The Riches of Bunyan eBook

This eBook from the Gutenberg Project consists of approximately 591 pages of information about The Riches of Bunyan.

So long as we retain the simplicity of the word, we have Satan at the end of the staff; for unless we give way to a doubt about that, about the truth and simplicity of it, he gets no ground upon us.  In time of temptation, it is our wisdom and duty to keep close to the word that prohibits and forbids the sin; and not to reason with Satan, of how far our outward and worldly privileges go, especially of those privileges that border upon the temptation, as Eve here did:  “We may eat of all but one.”  By this she goeth to the outside of her liberty, and sees herself upon the brink of the danger.  Christ might have told the tempter, when he assaulted him, that he could have made stones bread, and that he could have descended from the pinnacle of the temple, as afterwards he did; but that would have admitted of other questions; wherefore he chooseth to lay aside such needless and unwarrantable reasonings, and resisteth him with a direct word of God, most pertinent to quash the tempter and also to preserve himself in the way.  To go to the outside of privileges, especially when tempted of the devil, is often if not always very dangerous and hazardous.

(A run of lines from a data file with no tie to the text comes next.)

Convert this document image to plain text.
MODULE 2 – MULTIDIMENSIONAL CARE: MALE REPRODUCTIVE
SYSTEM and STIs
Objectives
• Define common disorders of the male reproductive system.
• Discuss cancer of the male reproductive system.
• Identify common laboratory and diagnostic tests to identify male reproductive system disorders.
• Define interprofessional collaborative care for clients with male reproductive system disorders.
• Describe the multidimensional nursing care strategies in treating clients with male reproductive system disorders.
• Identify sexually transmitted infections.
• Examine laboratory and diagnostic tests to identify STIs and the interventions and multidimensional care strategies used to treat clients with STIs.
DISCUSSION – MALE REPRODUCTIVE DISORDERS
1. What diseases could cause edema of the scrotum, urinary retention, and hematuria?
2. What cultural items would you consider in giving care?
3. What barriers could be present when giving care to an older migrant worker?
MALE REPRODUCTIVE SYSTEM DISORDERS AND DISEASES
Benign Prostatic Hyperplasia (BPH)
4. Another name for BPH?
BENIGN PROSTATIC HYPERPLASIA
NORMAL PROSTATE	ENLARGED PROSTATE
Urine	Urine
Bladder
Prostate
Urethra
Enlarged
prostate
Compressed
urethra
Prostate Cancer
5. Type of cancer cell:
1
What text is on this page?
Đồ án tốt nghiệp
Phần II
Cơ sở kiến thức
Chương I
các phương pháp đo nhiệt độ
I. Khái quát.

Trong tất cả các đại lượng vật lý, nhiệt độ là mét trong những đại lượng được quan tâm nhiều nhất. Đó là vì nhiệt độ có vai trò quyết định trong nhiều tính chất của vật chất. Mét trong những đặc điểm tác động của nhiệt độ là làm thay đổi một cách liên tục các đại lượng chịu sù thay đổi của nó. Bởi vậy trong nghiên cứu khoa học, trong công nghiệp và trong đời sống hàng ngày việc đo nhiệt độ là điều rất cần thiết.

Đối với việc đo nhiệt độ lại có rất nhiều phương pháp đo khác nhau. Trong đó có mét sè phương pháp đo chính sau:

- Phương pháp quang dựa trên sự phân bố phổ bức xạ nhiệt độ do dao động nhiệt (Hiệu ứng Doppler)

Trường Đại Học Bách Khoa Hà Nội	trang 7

As long as the devil is alive there is danger; and though a strong Christian may lie too hard for, and may overcome him in one thing, he may be too hard for, yea, and may overcome the Christian two for one afterwards.  Thus he served David, and thus he served Peter, and thus he in our day has served many more.  The strongest are weak, the wisest are fools, when suffered to be sifted as wheat in Satan’s sieve; yea, and have often been so proved, to the wounding of their great hearts and the dishonor of religion.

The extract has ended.